Port Harcourt et le Delta du Niger connaissent ces dernières années un niveau de violence croissant, les enlèvements et les vols à main armée n’étant pas rares. “Un de nos collègues, un chauffeur, a récemment été tué par balles sur le terrain. Au bout du compte, Shell n’a rien fait du tout. Le maximum qu’ils font est une minute de silence. Personne n’en a rien à faire de vous et de votre famille. Si quoi que ce soit vous arrivait aujourd’hui, on (Shell) ne vous connaît pas, c’est l’affaire du sous-traitant.”
Dans son code de conduite, Shell déclare : “Nous nous efforçons de travailler avec des contractants et des fournisseurs qui contribuent au développement durable et qui sont responsables sur le plan économique, environnemental et social.”
Le Secrétaire général d’IndustriALL, Valter Sanches, a indiqué :
“Il est grand temps que Shell se montre à la hauteur de son propre code de conduite et s’assure que les milliers de travailleurs et travailleuses qui peinent à la tâche sur ses chantiers au Nigeria soient traités humainement. Shell doit cesser d’être aveugle aux violations de droits de l’homme dont sont victimes les travailleurs en sous-traitance de ses activités au Nigeria.
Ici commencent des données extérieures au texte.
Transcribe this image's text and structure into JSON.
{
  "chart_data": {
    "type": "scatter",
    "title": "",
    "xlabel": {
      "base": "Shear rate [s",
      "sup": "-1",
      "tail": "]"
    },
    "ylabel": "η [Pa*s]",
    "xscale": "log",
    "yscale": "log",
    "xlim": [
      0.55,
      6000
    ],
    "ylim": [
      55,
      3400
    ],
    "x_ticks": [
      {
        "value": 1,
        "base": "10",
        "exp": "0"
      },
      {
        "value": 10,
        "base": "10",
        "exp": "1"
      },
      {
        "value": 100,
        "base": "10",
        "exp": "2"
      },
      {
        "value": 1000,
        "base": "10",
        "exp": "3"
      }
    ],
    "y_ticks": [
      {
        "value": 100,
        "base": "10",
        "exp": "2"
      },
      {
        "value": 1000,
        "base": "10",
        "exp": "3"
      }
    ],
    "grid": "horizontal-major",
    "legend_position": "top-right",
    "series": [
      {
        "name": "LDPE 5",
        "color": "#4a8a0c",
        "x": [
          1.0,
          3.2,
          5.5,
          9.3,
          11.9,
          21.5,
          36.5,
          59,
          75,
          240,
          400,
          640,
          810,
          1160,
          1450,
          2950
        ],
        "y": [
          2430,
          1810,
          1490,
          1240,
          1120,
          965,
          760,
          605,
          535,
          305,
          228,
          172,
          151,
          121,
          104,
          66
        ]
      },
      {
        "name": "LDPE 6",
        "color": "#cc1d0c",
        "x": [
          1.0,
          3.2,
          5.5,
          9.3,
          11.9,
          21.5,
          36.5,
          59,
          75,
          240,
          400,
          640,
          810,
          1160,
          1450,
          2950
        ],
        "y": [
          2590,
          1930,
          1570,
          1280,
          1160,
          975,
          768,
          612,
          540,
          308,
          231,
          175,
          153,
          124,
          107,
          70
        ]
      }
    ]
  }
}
Nous exhortons l’entreprise à entamer le dialogue avec IndustriALL et ses affiliés du Nigeria afin de porter remède à la situation, qui au stade actuel ne relève pas d’une attitude responsable, ni durable.”
IndustriALL mène une campagne mondiale pour dire stop au travail précaire chez Shell, où les salariés en sous-traitance sont dans un rapport de plus de deux pour un permanent et effectuent les tâches les plus dangereuses. Les syndicats estiment que le ratio de Shell est même supérieur au niveau du Nigeria, mais l’entreprise ne dévoile pas les chiffres par pays.
Le mois dernier, Shell a annoncé avoir joint ses forces à celles d’autres entreprises du domaine de l’énergie pour créer une approche collaborative de l’évaluation des droits de l’homme au niveau des fournisseurs de l’industrie de l’énergie. Les entreprises participantes disent reconnaître l’importance de travailler avec des fournisseurs qui respectent les droits de l’homme, dont les conventions fondamentales de l’Organisation Internationale du Travail. Cependant, Shell a refusé l’offre d’IndustriALL de collaborer avec elle pour enquêter sur ces mêmes préoccupations.